While UK economic growth has remained resilient compared to the US, the British economy continues to show signs of the potential for a sharp deterioration in the months ahead. However, surging inflationary pressures will likely prevent the Bank of England from cutting interest rates again ahead of 4Q 2008. Since the MPC’s May 8th meeting, when the BoE somewhat unexpectedly kept rates on hold at 5.00%, the market has dramatically altered its expectations of UK interest rates in favor of tighter monetary policy. However, the GBP has thus far failed to strengthen in reaction to the market’s changed interest rate outlook.
The UK Office for National Statistics recently confirmed its preliminary reading of Q1 2008 GDP at +0.4% qoq, which translates into +2.5% yoy. This compares to the +0.6% qoq seen in both Q4 and Q3 2007. The slowdown in economic growth was most pronounced in the category of business investment, as firms anticipate a slow period of growth ahead and feel the ongoing effects of the credit crunch. The main pillar of growth was domestic consumption. However, British consumers are likely to decrease spending throughout the remainder of the year, as they face the headwinds of declining house price appreciation (and the potential for outright declines) and real incomes being eroded by rising levels of inflation, stoked by surging energy and food costs. Indeed, the latest reading of GfK UK consumer confidence (for April) revealed a decline to -24 from -19 in March. This was the lowest reading since November 1992, when the UK economy was pulling out of its last recession. Market looks for 2008 GDP growth to come in at 1.7%, a dramatic slowdown from 2007 GDP growth of 3.0% and well below the trend rate of 2.5%.

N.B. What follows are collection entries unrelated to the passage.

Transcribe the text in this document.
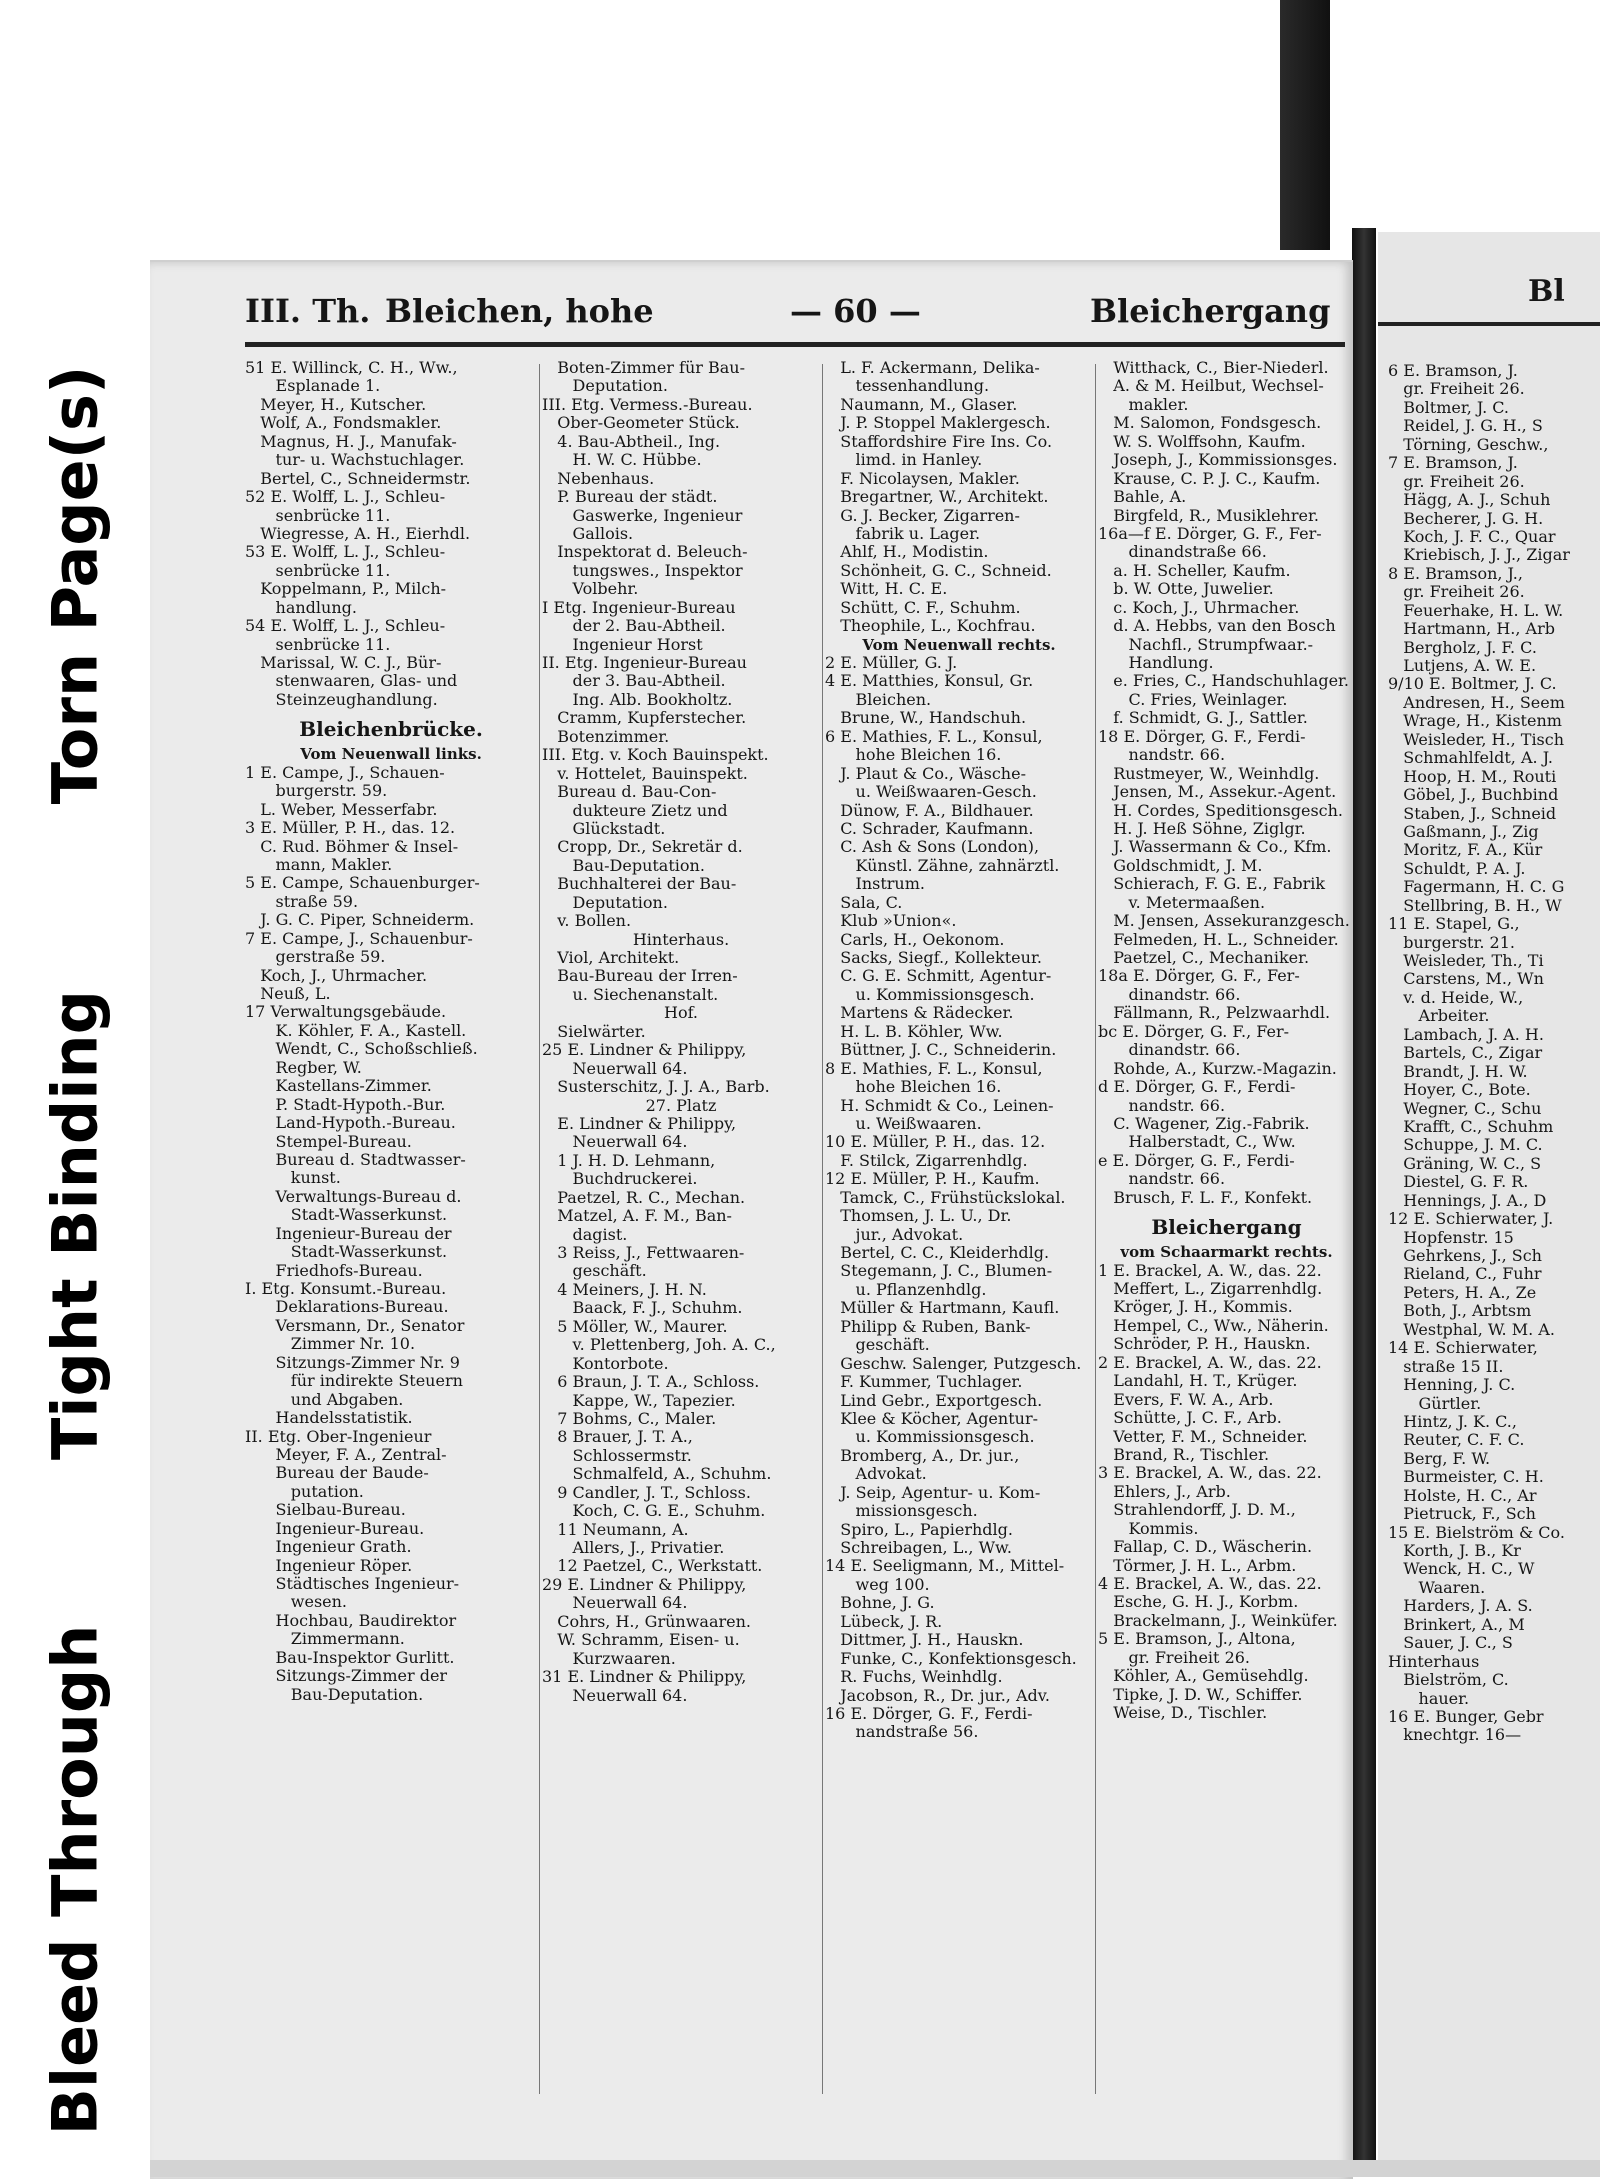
Torn Page(s)
Tight Binding
Bleed Through
III. Th. Bleichen, hohe	— 60 —	Bleichergang
51 E. Willinck, C. H., Ww.,
Esplanade 1.
Meyer, H., Kutscher.
Wolf, A., Fondsmakler.
Magnus, H. J., Manufak-
tur- u. Wachstuchlager.
Bertel, C., Schneidermstr.
52 E. Wolff, L. J., Schleu-
senbrücke 11.
Wiegresse, A. H., Eierhdl.
53 E. Wolff, L. J., Schleu-
senbrücke 11.
Koppelmann, P., Milch-
handlung.
54 E. Wolff, L. J., Schleu-
senbrücke 11.
Marissal, W. C. J., Bür-
stenwaaren, Glas- und
Steinzeughandlung.
Bleichenbrücke.
Vom Neuenwall links.
1 E. Campe, J., Schauen-
burgerstr. 59.
L. Weber, Messerfabr.
3 E. Müller, P. H., das. 12.
C. Rud. Böhmer & Insel-
mann, Makler.
5 E. Campe, Schauenburger-
straße 59.
J. G. C. Piper, Schneiderm.
7 E. Campe, J., Schauenbur-
gerstraße 59.
Koch, J., Uhrmacher.
Neuß, L.
17 Verwaltungsgebäude.
K. Köhler, F. A., Kastell.
Wendt, C., Schoßschließ.
Regber, W.
Kastellans-Zimmer.
P. Stadt-Hypoth.-Bur.
Land-Hypoth.-Bureau.
Stempel-Bureau.
Bureau d. Stadtwasser-
kunst.
Verwaltungs-Bureau d.
Stadt-Wasserkunst.
Ingenieur-Bureau der
Stadt-Wasserkunst.
Friedhofs-Bureau.
I. Etg. Konsumt.-Bureau.
Deklarations-Bureau.
Versmann, Dr., Senator
Zimmer Nr. 10.
Sitzungs-Zimmer Nr. 9
für indirekte Steuern
und Abgaben.
Handelsstatistik.
II. Etg. Ober-Ingenieur
Meyer, F. A., Zentral-
Bureau der Baude-
putation.
Sielbau-Bureau.
Ingenieur-Bureau.
Ingenieur Grath.
Ingenieur Röper.
Städtisches Ingenieur-
wesen.
Hochbau, Baudirektor
Zimmermann.
Bau-Inspektor Gurlitt.
Sitzungs-Zimmer der
Bau-Deputation.
Boten-Zimmer für Bau-
Deputation.
III. Etg. Vermess.-Bureau.
Ober-Geometer Stück.
4. Bau-Abtheil., Ing.
H. W. C. Hübbe.
Nebenhaus.
P. Bureau der städt.
Gaswerke, Ingenieur
Gallois.
Inspektorat d. Beleuch-
tungswes., Inspektor
Volbehr.
I Etg. Ingenieur-Bureau
der 2. Bau-Abtheil.
Ingenieur Horst
II. Etg. Ingenieur-Bureau
der 3. Bau-Abtheil.
Ing. Alb. Bookholtz.
Cramm, Kupferstecher.
Botenzimmer.
III. Etg. v. Koch Bauinspekt.
v. Hottelet, Bauinspekt.
Bureau d. Bau-Con-
dukteure Zietz und
Glückstadt.
Cropp, Dr., Sekretär d.
Bau-Deputation.
Buchhalterei der Bau-
Deputation.
v. Bollen.
Hinterhaus.
Viol, Architekt.
Bau-Bureau der Irren-
u. Siechenanstalt.
Hof.
Sielwärter.
25 E. Lindner & Philippy,
Neuerwall 64.
Susterschitz, J. J. A., Barb.
27. Platz
E. Lindner & Philippy,
Neuerwall 64.
1 J. H. D. Lehmann,
Buchdruckerei.
Paetzel, R. C., Mechan.
Matzel, A. F. M., Ban-
dagist.
3 Reiss, J., Fettwaaren-
geschäft.
4 Meiners, J. H. N.
Baack, F. J., Schuhm.
5 Möller, W., Maurer.
v. Plettenberg, Joh. A. C.,
Kontorbote.
6 Braun, J. T. A., Schloss.
Kappe, W., Tapezier.
7 Bohms, C., Maler.
8 Brauer, J. T. A.,
Schlossermstr.
Schmalfeld, A., Schuhm.
9 Candler, J. T., Schloss.
Koch, C. G. E., Schuhm.
11 Neumann, A.
Allers, J., Privatier.
12 Paetzel, C., Werkstatt.
29 E. Lindner & Philippy,
Neuerwall 64.
Cohrs, H., Grünwaaren.
W. Schramm, Eisen- u.
Kurzwaaren.
31 E. Lindner & Philippy,
Neuerwall 64.
L. F. Ackermann, Delika-
tessenhandlung.
Naumann, M., Glaser.
J. P. Stoppel Maklergesch.
Staffordshire Fire Ins. Co.
limd. in Hanley.
F. Nicolaysen, Makler.
Bregartner, W., Architekt.
G. J. Becker, Zigarren-
fabrik u. Lager.
Ahlf, H., Modistin.
Schönheit, G. C., Schneid.
Witt, H. C. E.
Schütt, C. F., Schuhm.
Theophile, L., Kochfrau.
Vom Neuenwall rechts.
2 E. Müller, G. J.
4 E. Matthies, Konsul, Gr.
Bleichen.
Brune, W., Handschuh.
6 E. Mathies, F. L., Konsul,
hohe Bleichen 16.
J. Plaut & Co., Wäsche-
u. Weißwaaren-Gesch.
Dünow, F. A., Bildhauer.
C. Schrader, Kaufmann.
C. Ash & Sons (London),
Künstl. Zähne, zahnärztl.
Instrum.
Sala, C.
Klub »Union«.
Carls, H., Oekonom.
Sacks, Siegf., Kollekteur.
C. G. E. Schmitt, Agentur-
u. Kommissionsgesch.
Martens & Rädecker.
H. L. B. Köhler, Ww.
Büttner, J. C., Schneiderin.
8 E. Mathies, F. L., Konsul,
hohe Bleichen 16.
H. Schmidt & Co., Leinen-
u. Weißwaaren.
10 E. Müller, P. H., das. 12.
F. Stilck, Zigarrenhdlg.
12 E. Müller, P. H., Kaufm.
Tamck, C., Frühstückslokal.
Thomsen, J. L. U., Dr.
jur., Advokat.
Bertel, C. C., Kleiderhdlg.
Stegemann, J. C., Blumen-
u. Pflanzenhdlg.
Müller & Hartmann, Kaufl.
Philipp & Ruben, Bank-
geschäft.
Geschw. Salenger, Putzgesch.
F. Kummer, Tuchlager.
Lind Gebr., Exportgesch.
Klee & Köcher, Agentur-
u. Kommissionsgesch.
Bromberg, A., Dr. jur.,
Advokat.
J. Seip, Agentur- u. Kom-
missionsgesch.
Spiro, L., Papierhdlg.
Schreibagen, L., Ww.
14 E. Seeligmann, M., Mittel-
weg 100.
Bohne, J. G.
Lübeck, J. R.
Dittmer, J. H., Hauskn.
Funke, C., Konfektionsgesch.
R. Fuchs, Weinhdlg.
Jacobson, R., Dr. jur., Adv.
16 E. Dörger, G. F., Ferdi-
nandstraße 56.
Witthack, C., Bier-Niederl.
A. & M. Heilbut, Wechsel-
makler.
M. Salomon, Fondsgesch.
W. S. Wolffsohn, Kaufm.
Joseph, J., Kommissionsges.
Krause, C. P. J. C., Kaufm.
Bahle, A.
Birgfeld, R., Musiklehrer.
16a—f E. Dörger, G. F., Fer-
dinandstraße 66.
a. H. Scheller, Kaufm.
b. W. Otte, Juwelier.
c. Koch, J., Uhrmacher.
d. A. Hebbs, van den Bosch
Nachfl., Strumpfwaar.-
Handlung.
e. Fries, C., Handschuhlager.
C. Fries, Weinlager.
f. Schmidt, G. J., Sattler.
18 E. Dörger, G. F., Ferdi-
nandstr. 66.
Rustmeyer, W., Weinhdlg.
Jensen, M., Assekur.-Agent.
H. Cordes, Speditionsgesch.
H. J. Heß Söhne, Ziglgr.
J. Wassermann & Co., Kfm.
Goldschmidt, J. M.
Schierach, F. G. E., Fabrik
v. Metermaaßen.
M. Jensen, Assekuranzgesch.
Felmeden, H. L., Schneider.
Paetzel, C., Mechaniker.
18a E. Dörger, G. F., Fer-
dinandstr. 66.
Fällmann, R., Pelzwaarhdl.
bc E. Dörger, G. F., Fer-
dinandstr. 66.
Rohde, A., Kurzw.-Magazin.
d E. Dörger, G. F., Ferdi-
nandstr. 66.
C. Wagener, Zig.-Fabrik.
Halberstadt, C., Ww.
e E. Dörger, G. F., Ferdi-
nandstr. 66.
Brusch, F. L. F., Konfekt.
Bleichergang
vom Schaarmarkt rechts.
1 E. Brackel, A. W., das. 22.
Meffert, L., Zigarrenhdlg.
Kröger, J. H., Kommis.
Hempel, C., Ww., Näherin.
Schröder, P. H., Hauskn.
2 E. Brackel, A. W., das. 22.
Landahl, H. T., Krüger.
Evers, F. W. A., Arb.
Schütte, J. C. F., Arb.
Vetter, F. M., Schneider.
Brand, R., Tischler.
3 E. Brackel, A. W., das. 22.
Ehlers, J., Arb.
Strahlendorff, J. D. M.,
Kommis.
Fallap, C. D., Wäscherin.
Törmer, J. H. L., Arbm.
4 E. Brackel, A. W., das. 22.
Esche, G. H. J., Korbm.
Brackelmann, J., Weinküfer.
5 E. Bramson, J., Altona,
gr. Freiheit 26.
Köhler, A., Gemüsehdlg.
Tipke, J. D. W., Schiffer.
Weise, D., Tischler.
Bl
6 E. Bramson, J.
gr. Freiheit 26.
Boltmer, J. C.
Reidel, J. G. H., S
Törning, Geschw.,
7 E. Bramson, J.
gr. Freiheit 26.
Hägg, A. J., Schuh
Becherer, J. G. H.
Koch, J. F. C., Quar
Kriebisch, J. J., Zigar
8 E. Bramson, J.,
gr. Freiheit 26.
Feuerhake, H. L. W.
Hartmann, H., Arb
Bergholz, J. F. C.
Lutjens, A. W. E.
9/10 E. Boltmer, J. C.
Andresen, H., Seem
Wrage, H., Kistenm
Weisleder, H., Tisch
Schmahlfeldt, A. J.
Hoop, H. M., Routi
Göbel, J., Buchbind
Staben, J., Schneid
Gaßmann, J., Zig
Moritz, F. A., Kür
Schuldt, P. A. J.
Fagermann, H. C. G
Stellbring, B. H., W
11 E. Stapel, G.,
burgerstr. 21.
Weisleder, Th., Ti
Carstens, M., Wn
v. d. Heide, W.,
Arbeiter.
Lambach, J. A. H.
Bartels, C., Zigar
Brandt, J. H. W.
Hoyer, C., Bote.
Wegner, C., Schu
Krafft, C., Schuhm
Schuppe, J. M. C.
Gräning, W. C., S
Diestel, G. F. R.
Hennings, J. A., D
12 E. Schierwater, J.
Hopfenstr. 15
Gehrkens, J., Sch
Rieland, C., Fuhr
Peters, H. A., Ze
Both, J., Arbtsm
Westphal, W. M. A.
14 E. Schierwater,
straße 15 II.
Henning, J. C.
Gürtler.
Hintz, J. K. C.,
Reuter, C. F. C.
Berg, F. W.
Burmeister, C. H.
Holste, H. C., Ar
Pietruck, F., Sch
15 E. Bielström & Co.
Korth, J. B., Kr
Wenck, H. C., W
Waaren.
Harders, J. A. S.
Brinkert, A., M
Sauer, J. C., S
Hinterhaus
Bielström, C.
hauer.
16 E. Bunger, Gebr
knechtgr. 16—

However, rising inflationary pressures will likely force the MPC to keep interest rates on hold in the UK throughout Q2 and Q3 2008. April headline CPI rose to 3.0% yoy from +2.5% yoy in March, well above the BoE’s target of +2.0%. The core rate firmed to 1.4% yoy from 1.2% in the previous month. In addition, inflationary pressures remain in the pipeline with producer prices rising 23.3% yoy in April – the highest level in more than two decades! Inflation is also being stoked by rising wage demands. The March average weekly earnings data showed a yoy gain of 4.3%. While this is below the 5.1% seen only six months ago, it marks a rise from the 3.9% seen in February and is just below the 4.5% yoy level of wage growth identified by the BoE as consistent with price stability. In the aftermath of the MPC’s decision (8 to 1) to leave rates on hold at 5.00% at its May 8th meeting, which followed several weak data points, the market drastically shifted its interest rate expectations. However, the TWI GBP has not yet reacted to the sharp change in UK interest rate expectations, as the deterioration in the economic data, especially the weakening housing market, continues to weigh on the currency.
Nonetheless, the risk is that the mis-pricing will eventually correct itself, and the GBP sell-off has now run its course. On a bilateral basis, one of the greatest divergences amongst the G10 currencies between developments in the interest rate swap markets and the currency markets is between GBP and NZD. The key two-year interest rate swap spread suggests the pair should be trading around 2.8600. Moving forward, look for favorable opportunities to establish a long GBP/NZD position, consistent with the negative NZD outlook.